Un texte qui, en premier lieu, permet l’intégration universitaire de la formation de sage-femme et rend possible les stages pratiques auprès de maîtres de stages universitaires. Un stage important puisqu’il constitue une première mise en situation en ambulatoire, et c’est aussi, pour nos territoires qui souffrent d’une carence de praticiennes et praticiens, une opportunité pour faciliter et inciter leur installation.

Un texte qui, en second lieu, permet de conforter les compétences étendues des sages-femmes avec la création du 3ème cycle d’études universitaires. Il autorise de coupler une activité de recherche et d’enseignement à celle d’une pratique clinique et surtout, par ce texte, l’activité de sage-femme sera vraiment reconnue comme une activité médicale à part entière.

Cette proposition de loi arrive après l’annonce de l’augmentation salariale de 500 euros par mois. Somme qui, en réalité, prend en compte l’augmentation de 183 euros du Ségur de la Santé versée depuis décembre 2020, et qui, pour moitié est allouée sous forme de prime. Somme qui n’entre donc pas dans le calcul des droits à la retraite, et qui est, de surcroît, soumise à ​​une obligation de présence et augmentation salariale qui ne concerne pas les sages-femmes de la fonction publique territoriale. Somme qui exclut les sages-femmes exerçant en PMI, les contractuelles hospitalières et celles qui exercent en libéral.

Une revalorisation que nous, parlementaires du collectif Ecologie Démocratie Solidarité reconnaissons comme une première étape d’une évolution de la profession mais qui ne répond pas pleinement aux besoins des professionnels et des patientes. 

Elles sont par ailleurs toujours en attente du décret concernant l’expérimentation leur autorisant l’IVG instrumentale.

Aussi, ces mesures devront être parachevées de garanties d’effectifs suffisants au sein des structures ainsi que d’une couverture effective des besoins en santé des femmes sur le territoire. Des garanties qui pourront assurer la pleine reconnaissance des sages-femmes, à la hauteur de leurs compétences et du caractère essentiel de leur travail. 

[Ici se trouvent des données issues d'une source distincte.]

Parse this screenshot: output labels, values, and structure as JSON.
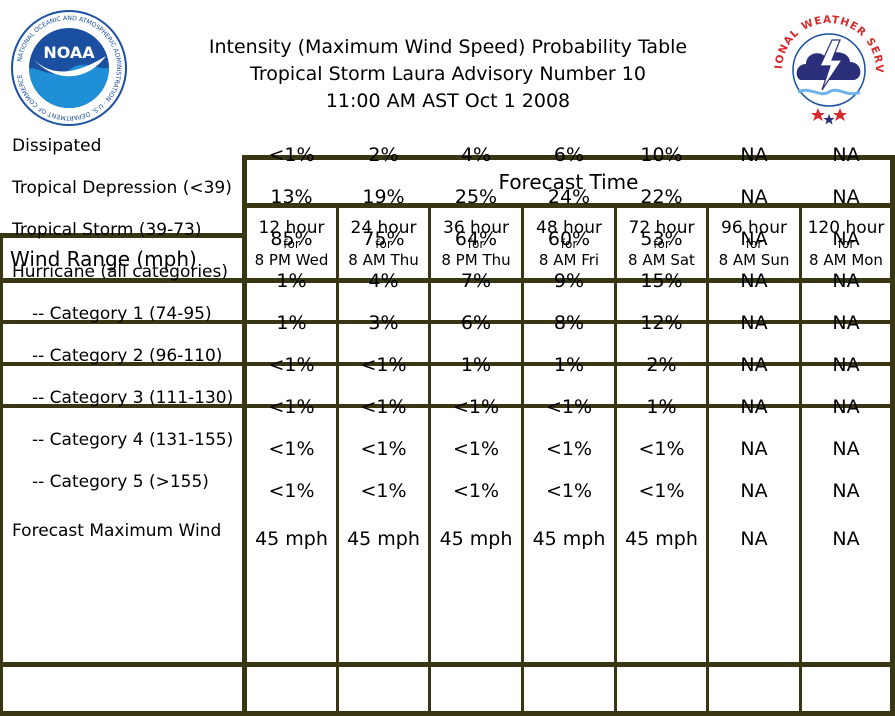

Mme la rapporteure, mes chers collègues, pour notre hôpital public et ses usagers, pour la garantie d’un accès aux soins de qualité pour tous et partout, nous devons changer de paradigme. 

La démocratie sanitaire ; les besoins du patient ; le juste soin ; la prévention ; la Gouvernance au service du patient et non plus de la rentabilité des actes ; l’accès aux soins de ville et aux soins hospitaliers : voici les chantiers que nous devons également entamer pour que les sages-femmes, mais aussi tous les professionnels du soin retrouvent du plaisir à exercer. 

Je vous remercie.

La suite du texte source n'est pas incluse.